Warum traf die Corona-Krise Farny so hart?
Im April musste Farny einen Absatzverlust von 47 Prozent verkraften, wie Geschäftsführer Elmar Bentele bei der Vorlage der Jahresbilanz am Mittwoch erklärte. Damit büße die Brauerei in der Krise noch stärker ein als Mitbewerber in der Region. Das wisse er etwa aus Gesprächen mit den Verantwortlichen von Meckatzer und Leibinger.

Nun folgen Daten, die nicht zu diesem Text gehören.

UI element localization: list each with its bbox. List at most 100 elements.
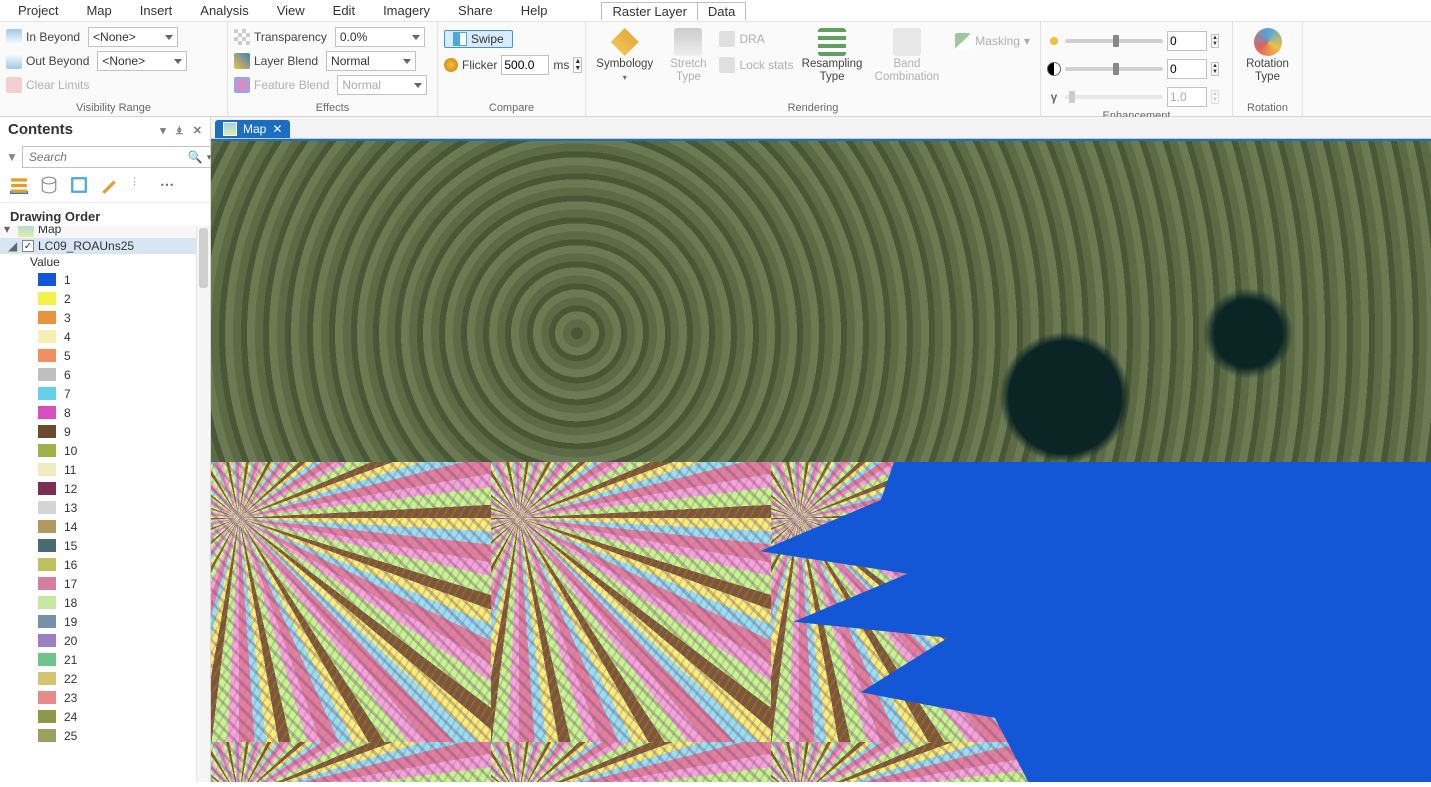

Grund ist Farnys vergleichsweise starke Stellung in der seit Mitte März geschlossenen und erst Anfang dieser Woche wiedereröffneten Gastronomie. Denn seit das Bürgerliche Brauhaus Ravensburg-Lindau 2001 das Biergeschäft nach Dürren übertrug, beliefern die hiesigen Brauer rund 400 Gaststätten und Wirtschaften in der Region. Über Verleger und andere Brauereien hat Farny zusätzliche Vertriebswege zu weiteren Wirtshäusern. Zur Einordnung: Gastronomie und Veranstaltungen machen laut Bentele normalerweise ungefähr die Hälfte des Bierausstoßes von regelmäßig mehr als 100 000 Hektoliter jährlich aus.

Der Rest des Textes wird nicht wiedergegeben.